The resistance range without ionic substance adder is typically as
great as sixty to one. With the ionic adder it is reduced to less
than 2.5:1. This results in a very efficient dryer operation during
the entire dry cycle with the reduced tuning range.
[0066] The amount of ionic substance required to achieve the
required reduction of parallel resistance is very small. Typically
a substance of much less than 0.005 g/L concentration is needed.
This is 5 mg of the ionic substance dissolved in a liter of water.

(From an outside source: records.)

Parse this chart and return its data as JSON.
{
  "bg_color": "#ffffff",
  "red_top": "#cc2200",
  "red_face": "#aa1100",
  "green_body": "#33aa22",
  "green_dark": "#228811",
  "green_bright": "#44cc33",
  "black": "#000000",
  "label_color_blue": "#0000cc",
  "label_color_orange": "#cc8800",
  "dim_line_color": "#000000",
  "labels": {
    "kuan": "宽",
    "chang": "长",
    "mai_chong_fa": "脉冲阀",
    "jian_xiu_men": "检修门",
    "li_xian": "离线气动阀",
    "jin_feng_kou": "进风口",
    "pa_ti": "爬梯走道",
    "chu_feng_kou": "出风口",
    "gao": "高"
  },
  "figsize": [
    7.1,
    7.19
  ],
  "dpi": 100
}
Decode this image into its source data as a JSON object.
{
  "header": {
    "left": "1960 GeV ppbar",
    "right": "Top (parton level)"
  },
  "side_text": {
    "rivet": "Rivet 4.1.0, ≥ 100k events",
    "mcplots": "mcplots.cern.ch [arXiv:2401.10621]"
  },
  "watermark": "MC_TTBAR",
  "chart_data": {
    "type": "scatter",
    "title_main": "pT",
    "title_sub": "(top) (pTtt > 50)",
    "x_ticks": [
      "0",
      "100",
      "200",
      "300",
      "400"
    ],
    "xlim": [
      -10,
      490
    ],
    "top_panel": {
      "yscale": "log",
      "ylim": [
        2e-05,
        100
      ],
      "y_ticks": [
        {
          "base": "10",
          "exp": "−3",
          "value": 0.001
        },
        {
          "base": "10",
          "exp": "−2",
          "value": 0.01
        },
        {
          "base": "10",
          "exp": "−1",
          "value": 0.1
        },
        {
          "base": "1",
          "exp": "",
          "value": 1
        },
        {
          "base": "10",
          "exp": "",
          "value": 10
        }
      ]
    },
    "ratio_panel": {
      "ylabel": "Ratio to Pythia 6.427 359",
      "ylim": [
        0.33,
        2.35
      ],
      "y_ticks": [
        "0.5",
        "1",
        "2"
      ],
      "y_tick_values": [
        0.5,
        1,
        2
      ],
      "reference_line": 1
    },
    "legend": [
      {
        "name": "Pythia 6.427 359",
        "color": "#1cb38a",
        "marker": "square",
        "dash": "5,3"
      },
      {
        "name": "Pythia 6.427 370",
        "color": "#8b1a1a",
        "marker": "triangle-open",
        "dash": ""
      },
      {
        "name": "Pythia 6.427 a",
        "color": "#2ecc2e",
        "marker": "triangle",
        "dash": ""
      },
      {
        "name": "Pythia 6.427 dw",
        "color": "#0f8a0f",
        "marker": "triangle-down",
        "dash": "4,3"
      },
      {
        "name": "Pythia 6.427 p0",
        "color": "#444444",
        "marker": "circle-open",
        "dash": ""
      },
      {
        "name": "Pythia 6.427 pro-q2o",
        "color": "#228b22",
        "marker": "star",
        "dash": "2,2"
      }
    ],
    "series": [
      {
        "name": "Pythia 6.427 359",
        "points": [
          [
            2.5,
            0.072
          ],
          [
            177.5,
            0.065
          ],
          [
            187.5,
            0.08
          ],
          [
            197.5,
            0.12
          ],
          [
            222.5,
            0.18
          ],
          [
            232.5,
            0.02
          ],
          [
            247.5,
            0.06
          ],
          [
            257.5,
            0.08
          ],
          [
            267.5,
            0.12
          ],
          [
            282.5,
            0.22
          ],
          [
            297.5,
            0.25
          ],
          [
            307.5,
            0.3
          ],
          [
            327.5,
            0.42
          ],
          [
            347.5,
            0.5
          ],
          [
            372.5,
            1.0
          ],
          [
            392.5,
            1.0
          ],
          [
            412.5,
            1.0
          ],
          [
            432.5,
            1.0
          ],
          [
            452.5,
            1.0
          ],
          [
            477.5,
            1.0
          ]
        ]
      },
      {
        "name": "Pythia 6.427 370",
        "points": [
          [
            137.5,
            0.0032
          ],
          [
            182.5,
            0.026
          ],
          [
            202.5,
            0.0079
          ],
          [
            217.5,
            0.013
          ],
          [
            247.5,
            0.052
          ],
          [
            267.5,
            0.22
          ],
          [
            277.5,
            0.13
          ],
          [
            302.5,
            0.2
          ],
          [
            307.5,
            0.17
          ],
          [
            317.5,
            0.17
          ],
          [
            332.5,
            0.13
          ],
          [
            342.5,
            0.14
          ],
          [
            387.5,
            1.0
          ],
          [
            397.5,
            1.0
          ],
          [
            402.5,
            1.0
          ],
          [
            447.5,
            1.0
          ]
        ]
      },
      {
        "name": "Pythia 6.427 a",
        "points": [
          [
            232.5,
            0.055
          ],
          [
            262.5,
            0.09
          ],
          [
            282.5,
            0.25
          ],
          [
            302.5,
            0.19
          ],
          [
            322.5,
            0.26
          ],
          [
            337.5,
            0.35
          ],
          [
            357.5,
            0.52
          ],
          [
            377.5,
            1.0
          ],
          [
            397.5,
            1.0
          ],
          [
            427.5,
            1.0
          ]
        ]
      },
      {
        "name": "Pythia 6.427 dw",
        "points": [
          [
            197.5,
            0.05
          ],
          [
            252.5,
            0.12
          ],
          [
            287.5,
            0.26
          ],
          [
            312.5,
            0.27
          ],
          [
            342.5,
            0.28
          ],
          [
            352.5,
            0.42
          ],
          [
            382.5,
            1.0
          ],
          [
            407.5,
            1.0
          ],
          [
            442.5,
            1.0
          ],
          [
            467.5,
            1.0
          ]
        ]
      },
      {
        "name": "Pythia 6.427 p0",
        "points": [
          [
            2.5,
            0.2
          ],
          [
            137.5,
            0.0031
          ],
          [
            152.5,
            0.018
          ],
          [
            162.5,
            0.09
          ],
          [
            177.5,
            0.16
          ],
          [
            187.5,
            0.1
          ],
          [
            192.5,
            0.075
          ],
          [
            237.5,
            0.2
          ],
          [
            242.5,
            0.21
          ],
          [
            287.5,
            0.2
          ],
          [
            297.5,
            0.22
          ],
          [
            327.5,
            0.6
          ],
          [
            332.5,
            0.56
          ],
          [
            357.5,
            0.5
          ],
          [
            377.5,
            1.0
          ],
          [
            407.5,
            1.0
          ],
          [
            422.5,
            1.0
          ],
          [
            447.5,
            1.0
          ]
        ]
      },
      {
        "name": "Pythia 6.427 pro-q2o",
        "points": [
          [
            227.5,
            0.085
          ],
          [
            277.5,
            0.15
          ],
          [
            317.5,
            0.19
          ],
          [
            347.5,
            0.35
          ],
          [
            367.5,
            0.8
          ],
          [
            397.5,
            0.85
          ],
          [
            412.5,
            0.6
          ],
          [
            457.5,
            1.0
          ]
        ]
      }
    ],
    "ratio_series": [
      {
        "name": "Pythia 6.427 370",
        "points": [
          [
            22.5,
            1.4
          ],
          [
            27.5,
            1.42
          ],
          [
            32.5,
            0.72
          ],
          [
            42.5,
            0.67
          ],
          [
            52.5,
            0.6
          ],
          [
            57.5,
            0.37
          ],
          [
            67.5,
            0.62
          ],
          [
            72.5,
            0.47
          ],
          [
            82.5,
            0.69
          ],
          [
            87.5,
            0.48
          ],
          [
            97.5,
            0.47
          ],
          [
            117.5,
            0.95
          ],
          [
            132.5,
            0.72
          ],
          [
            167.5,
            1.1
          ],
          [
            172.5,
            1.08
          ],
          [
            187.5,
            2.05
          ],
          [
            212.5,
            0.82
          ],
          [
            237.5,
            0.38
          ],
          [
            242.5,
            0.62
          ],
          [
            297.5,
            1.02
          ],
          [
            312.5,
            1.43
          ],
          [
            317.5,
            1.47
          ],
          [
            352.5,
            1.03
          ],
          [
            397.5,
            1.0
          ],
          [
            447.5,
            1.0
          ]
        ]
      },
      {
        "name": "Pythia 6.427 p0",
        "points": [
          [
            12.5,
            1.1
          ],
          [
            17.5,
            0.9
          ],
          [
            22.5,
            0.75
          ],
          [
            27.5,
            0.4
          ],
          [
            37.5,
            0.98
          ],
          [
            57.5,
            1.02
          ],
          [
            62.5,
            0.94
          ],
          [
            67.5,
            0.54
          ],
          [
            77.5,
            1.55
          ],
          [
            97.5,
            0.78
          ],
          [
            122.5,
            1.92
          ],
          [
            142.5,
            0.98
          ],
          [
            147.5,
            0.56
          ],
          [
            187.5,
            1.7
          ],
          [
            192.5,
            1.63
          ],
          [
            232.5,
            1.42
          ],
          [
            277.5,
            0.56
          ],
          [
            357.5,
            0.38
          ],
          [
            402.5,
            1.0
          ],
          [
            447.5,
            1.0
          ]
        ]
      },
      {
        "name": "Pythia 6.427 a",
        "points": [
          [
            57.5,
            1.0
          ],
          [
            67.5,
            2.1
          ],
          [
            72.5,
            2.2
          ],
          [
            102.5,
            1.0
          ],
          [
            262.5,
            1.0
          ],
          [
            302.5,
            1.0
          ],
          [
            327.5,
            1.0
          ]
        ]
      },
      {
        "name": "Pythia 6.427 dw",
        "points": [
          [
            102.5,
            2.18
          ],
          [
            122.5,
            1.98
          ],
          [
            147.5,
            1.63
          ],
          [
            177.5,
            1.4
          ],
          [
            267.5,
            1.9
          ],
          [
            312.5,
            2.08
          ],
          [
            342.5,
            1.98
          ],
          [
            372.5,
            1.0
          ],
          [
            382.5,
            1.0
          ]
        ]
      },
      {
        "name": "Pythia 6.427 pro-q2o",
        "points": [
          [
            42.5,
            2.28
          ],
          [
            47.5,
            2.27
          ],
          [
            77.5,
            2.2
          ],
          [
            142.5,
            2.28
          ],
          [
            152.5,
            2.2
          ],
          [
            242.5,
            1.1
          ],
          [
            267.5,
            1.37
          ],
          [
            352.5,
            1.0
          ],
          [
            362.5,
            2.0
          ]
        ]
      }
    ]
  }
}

The mass of ionic adder added is typically 1/500,000 that of the
weight of the dry laundry load. This amount of ionic substance
cannot be tasted and does not leave any visible residue on dark
colored clothing in the laundry load.
[0067] In an embodiment of the present technology, the optimum
amount of ionic substance to add may be determined by a simple
calculation. Indeed, the optimum amount of ionic substance is that
amount that will reduce the real part Rp of the parallel load
impedance Zp at 4% moisture content to be the same value as it is
at 75% moisture content. The chart 120 of FIG. 5 illustrates Rp
with an optimum amount of ionic substance (NaCl) added. Note that
the concentration of the ionic substance has increased by nearly a
factor of 20 as the moisture content of the laundry load is reduced
from 75% (as spun dry by the washing machine) to 4% (dry).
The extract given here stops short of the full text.